Sony’s PlayStation Neo (also sometimes called the PlayStation 4.5 or PlayStation 4K) has been a hot topic since rumors of its existence started spreading earlier this spring. Sony is expected to unveil its mid-cycle upgrade platform in just under a month, at a special press event held in New York City. Sony supposedly chose the September 7 date to avoid going directly up against Nintendo’s anticipated announcement of its NX platform at the Tokyo Game Show on September 12.
This report, by French website Gameblog, confirms rumors we’ve heard concerning the PS4 Neo’s anticipated launch. Sony is rumored to want both the new platform and PlayStation VR to launch in time for Christmas 2016, and the resulting hardware extravaganza could contribute to significant earnings for the company — assuming customers bite.
The rumors we’ve heard to date suggest that Sony will rigidly enforce backwards compatibility requirements for this new PS4. Games can’t include all-new modes of play or Neo-specific features, though developers are allowed to enhance existing capabilities for the new platform. The new console will supposedly feature eight AMD “Jaguar” CPU cores clocked at 2.1GHz (a 31% improvement), a Polaris-derived GPU with double the GPU cores and a higher clock frequency (2,304 cores total and a 911MHz clock, up from 1,154 cores and 853MHz), and 218GB/s of memory bandwidth, up from 176GB/s on the PS4 standard.
That’s all well and good, but it doesn’t tell us much about actual game performance. While there are a number of differences between the PC ecosystem and its console counterpart, we should be able to draw some relative performance data by looking at our own AMD RX 480 review. While none of our desktop GPUs is an exact match for the PS4 or PS4 Neo, the R9 270X comes fairly close to the PS4, while the RX 480 isn’t far off the PS4 Neo. In the graphs below, pay attention to just the 270X and the RX 480 — those are the GPUs we’re comparing against each other.
In two DX11 benchmarks and one DX12 test, we see the RX 480 blasting past the R9 270X. Again, we’re not claiming that the PS4 Neo will be twice as fast as the PS4 — the two platforms are simply too different to make that assertion.

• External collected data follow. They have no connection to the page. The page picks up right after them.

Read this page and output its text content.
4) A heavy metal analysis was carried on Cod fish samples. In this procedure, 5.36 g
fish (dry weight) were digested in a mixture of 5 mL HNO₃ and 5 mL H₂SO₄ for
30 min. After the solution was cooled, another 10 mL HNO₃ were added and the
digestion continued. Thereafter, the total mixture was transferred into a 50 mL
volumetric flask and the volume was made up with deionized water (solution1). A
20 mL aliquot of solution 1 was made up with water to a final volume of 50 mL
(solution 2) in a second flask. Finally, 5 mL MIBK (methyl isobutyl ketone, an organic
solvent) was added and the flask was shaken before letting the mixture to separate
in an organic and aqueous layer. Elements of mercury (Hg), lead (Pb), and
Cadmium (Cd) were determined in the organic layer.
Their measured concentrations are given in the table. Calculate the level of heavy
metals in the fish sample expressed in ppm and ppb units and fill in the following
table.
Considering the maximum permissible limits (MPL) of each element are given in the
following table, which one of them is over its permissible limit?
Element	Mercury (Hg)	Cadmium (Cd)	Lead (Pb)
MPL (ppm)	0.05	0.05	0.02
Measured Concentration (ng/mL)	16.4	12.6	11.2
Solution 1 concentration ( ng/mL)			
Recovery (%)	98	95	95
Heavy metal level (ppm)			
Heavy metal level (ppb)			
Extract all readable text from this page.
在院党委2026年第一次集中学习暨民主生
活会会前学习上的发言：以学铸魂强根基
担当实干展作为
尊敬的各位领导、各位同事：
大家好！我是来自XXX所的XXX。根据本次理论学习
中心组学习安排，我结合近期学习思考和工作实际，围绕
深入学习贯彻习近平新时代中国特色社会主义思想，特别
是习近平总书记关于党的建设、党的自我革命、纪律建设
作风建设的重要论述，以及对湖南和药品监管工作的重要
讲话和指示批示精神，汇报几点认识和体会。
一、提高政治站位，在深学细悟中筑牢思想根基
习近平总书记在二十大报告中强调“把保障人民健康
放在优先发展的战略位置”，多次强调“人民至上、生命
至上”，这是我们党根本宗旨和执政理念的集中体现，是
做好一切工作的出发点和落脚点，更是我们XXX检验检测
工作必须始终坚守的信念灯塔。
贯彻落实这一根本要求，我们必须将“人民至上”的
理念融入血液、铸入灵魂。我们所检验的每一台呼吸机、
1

But the significant performance improvements to Polaris should have a correspondingly significant impact on the PS4 Neo’s overall performance, and a 1.4 – 1.6x performance increase seems completely plausible.
The 31% increase in CPU clock speed will keep games from becoming CPU-limited, and it’s possible that Sony addressed other issues in the SoC as well. The PS4’s SoC is better described as two quad-core chips than a single eight-core SoC, but Sony may have paid AMD to design a unified eight-core chip with a faster L2 cache (Jaguar’s L2 historically runs at 50% CPU clock). Past presentations from developers like Naughty Dog have stated that looking up data in the other CPU cluster’s L2 cache has a latency hit almost as severe as just pulling data from main memory in the first place; a unified eight-core chip would alleviate this problem and allow developers to multi-thread more effectively.
There’s still no word on price or availability, but this new console could effectively sweep Microsoft’s refreshed Xbox One S completely off the table. While the Xbox One S is slightly faster than the original model, it’s not going to fare well against a revitalized PS4 — not when those comparisons already tilt Sony’s direction in the first place. Microsoft’s Project Scorpio is expected to leapfrog the PS4 altogether, but that’s not going to happen for another 12 months. If Sony’s VR experience is strong, the company could be set to own 2017 — news that’s probably not particularly welcome at Nintendo, which is hoping to ignite fan interest around its own platform, the mobile/living room hybrid Nintendo NX.